Common JavaScript Interview question: What are the object types in JavaScript?

The short answer is that there is only one type in JavaScript: Object. However, this is not really the whole truth, as JavaScript has 7 meta-types: Number, String, Boolean, Function, Object, Null, Undefined.

Since JavaScript is not a strongly typed language and in fact every object descends from the ‘Object’ type, you may find it helpful to manage types yourself. I personally, always manage types as it allows me to bulletproof my JavaScript functions and prevent other developers from breaking my code. Also, AJAX applications often return bad data because lot can go wrong with the request and server-side code execution. I have developed a simple set of functions that I always include in my ‘core.js’

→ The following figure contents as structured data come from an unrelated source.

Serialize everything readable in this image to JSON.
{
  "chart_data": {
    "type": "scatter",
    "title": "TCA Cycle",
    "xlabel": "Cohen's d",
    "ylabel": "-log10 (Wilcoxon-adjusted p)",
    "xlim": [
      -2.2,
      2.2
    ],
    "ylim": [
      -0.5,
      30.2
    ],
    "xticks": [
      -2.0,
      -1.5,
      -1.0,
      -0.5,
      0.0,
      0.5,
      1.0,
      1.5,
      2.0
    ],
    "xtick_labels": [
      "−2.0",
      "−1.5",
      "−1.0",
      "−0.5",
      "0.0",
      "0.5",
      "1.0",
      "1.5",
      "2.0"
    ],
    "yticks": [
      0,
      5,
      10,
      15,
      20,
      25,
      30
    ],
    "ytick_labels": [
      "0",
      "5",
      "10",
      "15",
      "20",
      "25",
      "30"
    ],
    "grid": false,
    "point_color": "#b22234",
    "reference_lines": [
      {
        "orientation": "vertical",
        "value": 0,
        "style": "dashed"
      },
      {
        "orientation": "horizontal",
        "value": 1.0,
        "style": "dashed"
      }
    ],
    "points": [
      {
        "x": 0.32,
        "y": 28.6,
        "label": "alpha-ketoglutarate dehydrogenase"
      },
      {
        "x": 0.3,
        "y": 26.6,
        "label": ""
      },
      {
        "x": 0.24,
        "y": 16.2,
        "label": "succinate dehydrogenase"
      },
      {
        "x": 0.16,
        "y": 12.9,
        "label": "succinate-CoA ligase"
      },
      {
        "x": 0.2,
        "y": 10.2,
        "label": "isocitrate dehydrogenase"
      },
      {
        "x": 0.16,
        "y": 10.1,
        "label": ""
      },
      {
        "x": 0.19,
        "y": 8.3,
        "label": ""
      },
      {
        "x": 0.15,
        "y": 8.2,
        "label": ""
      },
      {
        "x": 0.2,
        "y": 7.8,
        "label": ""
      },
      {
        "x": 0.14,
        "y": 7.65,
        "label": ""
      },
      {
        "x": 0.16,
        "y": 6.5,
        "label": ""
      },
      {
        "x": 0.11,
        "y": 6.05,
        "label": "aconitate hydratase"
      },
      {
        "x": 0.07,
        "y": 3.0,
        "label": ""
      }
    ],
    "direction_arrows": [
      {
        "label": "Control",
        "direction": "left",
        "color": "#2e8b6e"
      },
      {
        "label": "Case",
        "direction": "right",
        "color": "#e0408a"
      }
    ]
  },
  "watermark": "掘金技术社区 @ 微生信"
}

Below is a list of functions that I use to detect object types:

isAlien:
/* True, if the object is not part of a function. */

function isAlien(o) {return isObject(o) && !isFunction(o.constructor);}


isArray:
/* True, if the object is constructed of the native Array Object */

function isArray(o) {return isObject(o) && o.constructor == Array;}


isBoolean:
/* True, if the object is of the meta-type ‘boolean’ */

function isBoolean(o) {return ‘boolean’ == typeof o;}


isDate:
/* True, if the object is an Object with the getMonth method */

function isDate(o) {return isObject(o) && o.getMonth;}


isDomElement:
/* True, if the object is set and has children nodes or a node type */

function isDomElement(o) {return o && (”undefined” !== typeof o.childNodes || o.nodeType);}


isEvent:
/* True, if the object is set, the native Event Object is defined, and the object has an event phase */

function isEvent(o){return o && “undefined” != typeof Event && o.eventPhase;}


isNull:
/* True, if the object is null */

function isNull(o) {return null === o;}


isFunction:
/* True, if the object is of the meta-type 'function' */

function isFunction(o) {return ‘function’ == typeof o;}


isNumber:
/* True, if the object is of the meta-type ‘number’ and is finite as determined by the native function */

function isNumber(o) {return “number” == typeof o && isFinite(o);}


isObject:
/* True, if the object is of the meta-type ‘object’ or ‘function’ */

function isObject(o) {return (o && “object” == typeof o) || isFunction(o);}


isSet:
/* True, if the object has any value, including 0 and false, both of which are normally falsy */

function isSet(o) {return ((o || false === o || 0 === o) && ! isNull(o) && ” !== o && ! isUndefined(o));}


isString:
/* True, if the object is of the meta-type 'string' */

function isString(o) {return ’string’ == typeof o;}


isUndefined:

/* True, if the object is of the meta-type 'undefined' */

function isUndefined(o) {return ‘undefined’ == typeof o;}


isEmpty:

/* True, if the object does not have any members that are not functions */

function isEmpty(o) {
var i, v;
if (isObject(o)) {
for (i in o) {
v = o[i];
var t = isUndefined(v);
var t1 = isFunction(v);
if (! isUndefined(v) && ! isFunction(v)) {
return false;
}
}
}
return true;
}


*note: most of these functions are not bulletproof and can be fooled. For example:
var fakeDate = {
getMonth: 1234
};
isDate(fakeDate) /* this will be true */

I have not found a good way to prevent this type of abuse, except through intelligent coding. You should never use reserved names or those names used by other native JavaScript Objects, like Date and Array, when writing application objects.